ServiceXABC#

class servicex.servicexabc.ServiceXABC(dataset: ~typing.Union[str, ~typing.Iterable[str]], image: ~typing.Optional[str] = None, max_workers: int = 20, result_destination: str = 'object-store', status_callback_factory: ~typing.Optional[~typing.Callable[[~typing.Union[str, ~typing.Iterable[str]], ~typing.Optional[str], bool], ~typing.Callable[[~typing.Optional[int], int, int, int], None]]] = <function _run_default_wrapper>)[source]#

Bases: ABC

Abstract base class for accessing the ServiceX front-end for a particular dataset. This does have some implementations, but not a full set (hence why it isn’t an ABC).

A light weight, mostly immutable, base class that holds basic configuration information for use with ServiceX file access, including the dataset name. Subclasses implement the various access methods. Note that not all methods may be accessible!

__init__(dataset: ~typing.Union[str, ~typing.Iterable[str]], image: ~typing.Optional[str] = None, max_workers: int = 20, result_destination: str = 'object-store', status_callback_factory: ~typing.Optional[~typing.Callable[[~typing.Union[str, ~typing.Iterable[str]], ~typing.Optional[str], bool], ~typing.Callable[[~typing.Optional[int], int, int, int], None]]] = <function _run_default_wrapper>)[source]#

Create and configure a ServiceX object for a dataset.

Arguments

dataset Name of a dataset from which queries will be selected. image Name of transformer image to use to transform the data. If

None the default implementation is used.

cache_adaptor Runs the caching for data and queries that are sent up and

down.

max_workers Maximum number of transformers to run simultaneously on

ServiceX.

result_destination Where the transformers should write the results.

Defaults to object-store, but could be used to save results to a posix volume

cache_path Path to the cache status_callback_factory Factory to create a status notification callback for each

query. One is created per query.

Notes:

  • The status_callback argument, by default, uses the tqdm library to render progress bars in a terminal window or a graphic in a Jupyter notebook (with proper jupyter extensions installed). If status_callback is specified as None, no updates will be rendered. A custom callback function can also be specified which takes (total_files, transformed, downloaded, skipped) as an argument. The total_files parameter may be None until the system knows how many files need to be processed (and some files can even be completed before that is known).

Attributes

dataset_as_name#

Return the dataset name as a string for “human” consumption.
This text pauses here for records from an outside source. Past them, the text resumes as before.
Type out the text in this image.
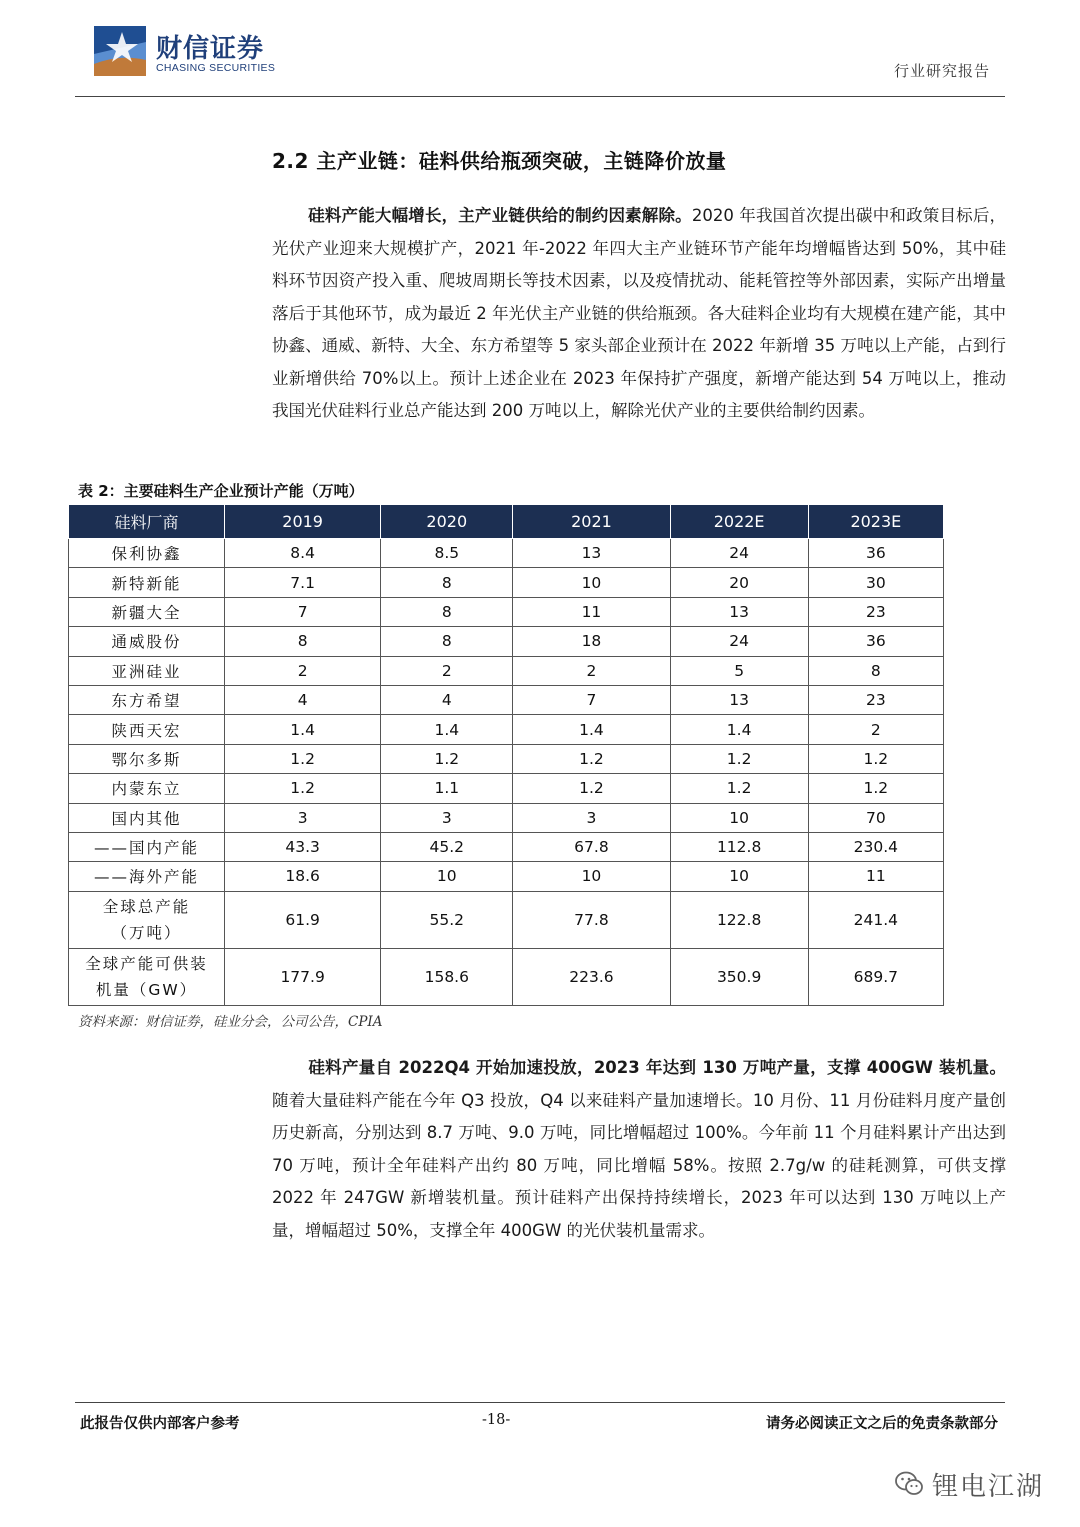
财信证券
CHASING SECURITIES	行业研究报告
2.2 主产业链：硅料供给瓶颈突破，主链降价放量
硅料产能大幅增长，主产业链供给的制约因素解除。2020 年我国首次提出碳中和政策目标后，光伏产业迎来大规模扩产，2021 年-2022 年四大主产业链环节产能年均增幅皆达到 50%，其中硅料环节因资产投入重、爬坡周期长等技术因素，以及疫情扰动、能耗管控等外部因素，实际产出增量落后于其他环节，成为最近 2 年光伏主产业链的供给瓶颈。各大硅料企业均有大规模在建产能，其中协鑫、通威、新特、大全、东方希望等 5 家头部企业预计在 2022 年新增 35 万吨以上产能，占到行业新增供给 70%以上。预计上述企业在 2023 年保持扩产强度，新增产能达到 54 万吨以上，推动我国光伏硅料行业总产能达到 200 万吨以上，解除光伏产业的主要供给制约因素。
表 2：主要硅料生产企业预计产能（万吨）
硅料厂商	2019	2020	2021	2022E	2023E
保利协鑫	8.4	8.5	13	24	36
新特新能	7.1	8	10	20	30
新疆大全	7	8	11	13	23
通威股份	8	8	18	24	36
亚洲硅业	2	2	2	5	8
东方希望	4	4	7	13	23
陕西天宏	1.4	1.4	1.4	1.4	2
鄂尔多斯	1.2	1.2	1.2	1.2	1.2
内蒙东立	1.2	1.1	1.2	1.2	1.2
国内其他	3	3	3	10	70
——国内产能	43.3	45.2	67.8	112.8	230.4
——海外产能	18.6	10	10	10	11

全球总产能
（万吨）	61.9	55.2	77.8	122.8	241.4

全球产能可供装
机量（GW）	177.9	158.6	223.6	350.9	689.7
资料来源：财信证券，硅业分会，公司公告，CPIA
硅料产量自 2022Q4 开始加速投放，2023 年达到 130 万吨产量，支撑 400GW 装机量。随着大量硅料产能在今年 Q3 投放，Q4 以来硅料产量加速增长。10 月份、11 月份硅料月度产量创历史新高，分别达到 8.7 万吨、9.0 万吨，同比增幅超过 100%。今年前 11 个月硅料累计产出达到 70 万吨，预计全年硅料产出约 80 万吨，同比增幅 58%。按照 2.7g/w 的硅耗测算，可供支撑 2022 年 247GW 新增装机量。预计硅料产出保持持续增长，2023 年可以达到 130 万吨以上产量，增幅超过 50%，支撑全年 400GW 的光伏装机量需求。
此报告仅供内部客户参考	-18-	请务必阅读正文之后的免责条款部分
锂电江湖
Note that this can be very very long!

Returns:

str: The dataset name formatted as a string

Methods

_abc_impl()#

Internal state held by ABC machinery.

_create_notifier(title: Optional[str], downloading: bool) _status_update_wrapper[source]#

Internal method to create a updater from the status call-back

get_data_awkward(selection_query: str, title: Optional[str] = None) Dict[bytes, Array]#

Fetch query data from ServiceX matching selection_query and return it as dictionary of awkward arrays, an entry for each column. The data is uniquely ordered (the same query will always return the same order).

Arguments:

selection_query The qastle string specifying the data to be queried title Title reported to the ServiceX backend for status reporting

Returns:
a Dictionary of jagged arrays (as needed), one for each

column. The dictionary keys are bytes to support possible unicode characters.
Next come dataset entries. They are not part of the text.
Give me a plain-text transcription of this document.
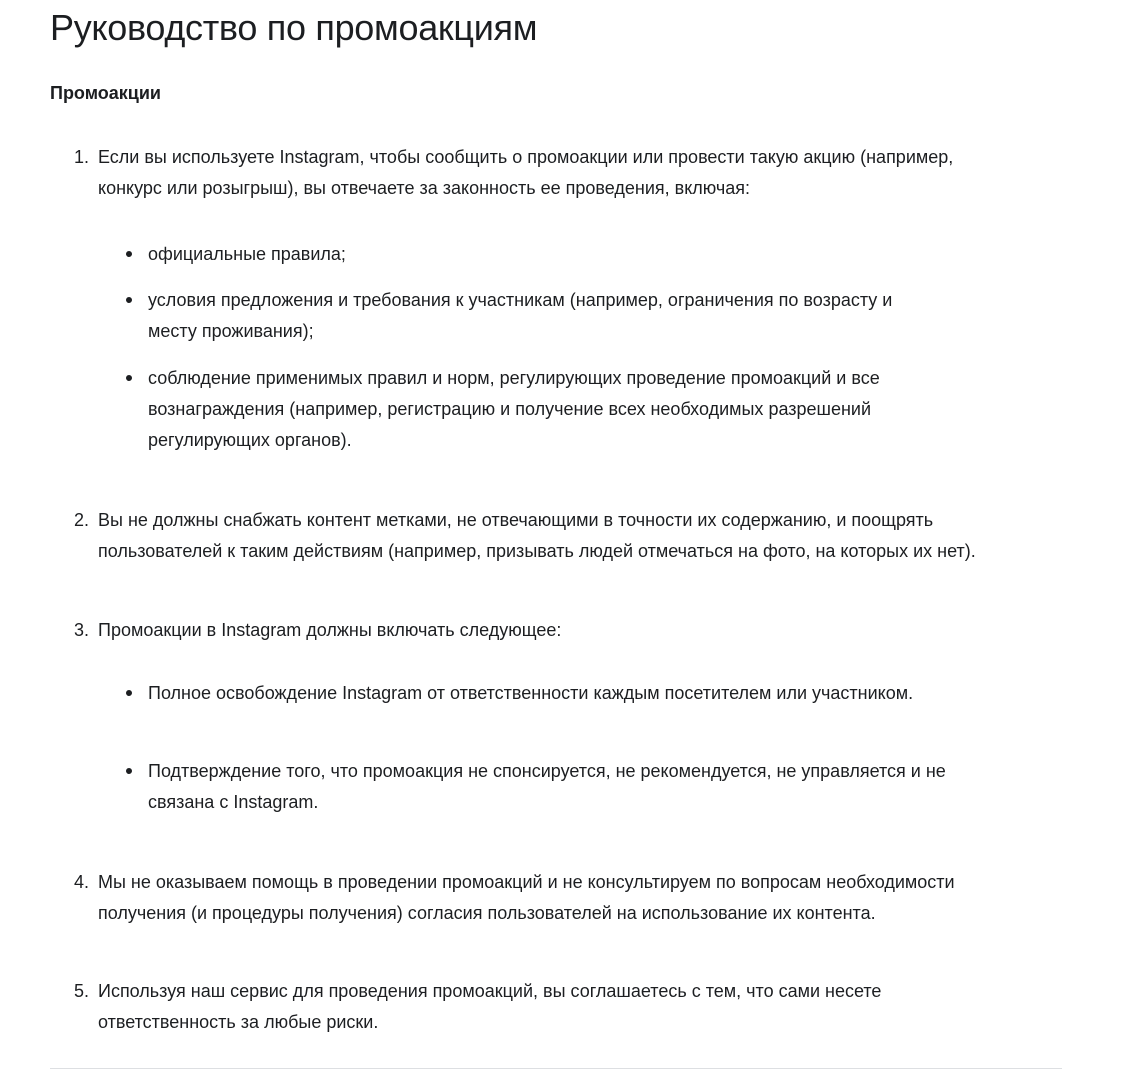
Руководство по промоакциям
Промоакции
1. Если вы используете Instagram, чтобы сообщить о промоакции или провести такую акцию (например, конкурс или розыгрыш), вы отвечаете за законность ее проведения, включая:
официальные правила;
условия предложения и требования к участникам (например, ограничения по возрасту и месту проживания);
соблюдение применимых правил и норм, регулирующих проведение промоакций и все вознаграждения (например, регистрацию и получение всех необходимых разрешений регулирующих органов).
2. Вы не должны снабжать контент метками, не отвечающими в точности их содержанию, и поощрять пользователей к таким действиям (например, призывать людей отмечаться на фото, на которых их нет).
3. Промоакции в Instagram должны включать следующее:
Полное освобождение Instagram от ответственности каждым посетителем или участником.
Подтверждение того, что промоакция не спонсируется, не рекомендуется, не управляется и не связана с Instagram.
4. Мы не оказываем помощь в проведении промоакций и не консультируем по вопросам необходимости получения (и процедуры получения) согласия пользователей на использование их контента.
5. Используя наш сервис для проведения промоакций, вы соглашаетесь с тем, что сами несете ответственность за любые риски.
abstract async get_data_awkward_async(selection_query: str, title: Optional[str] = None) Dict[bytes, Array][source]#

Fetch query data from ServiceX matching selection_query and return it as dictionary of awkward arrays, an entry for each column. The data is uniquely ordered (the same query will always return the same order).

Arguments:

selection_query The qastle string specifying the data to be queried title Title reported to the ServiceX backend for status reporting

Returns:
a Dictionary of jagged arrays (as needed), one for each

column. The dictionary keys are bytes to support possible unicode characters.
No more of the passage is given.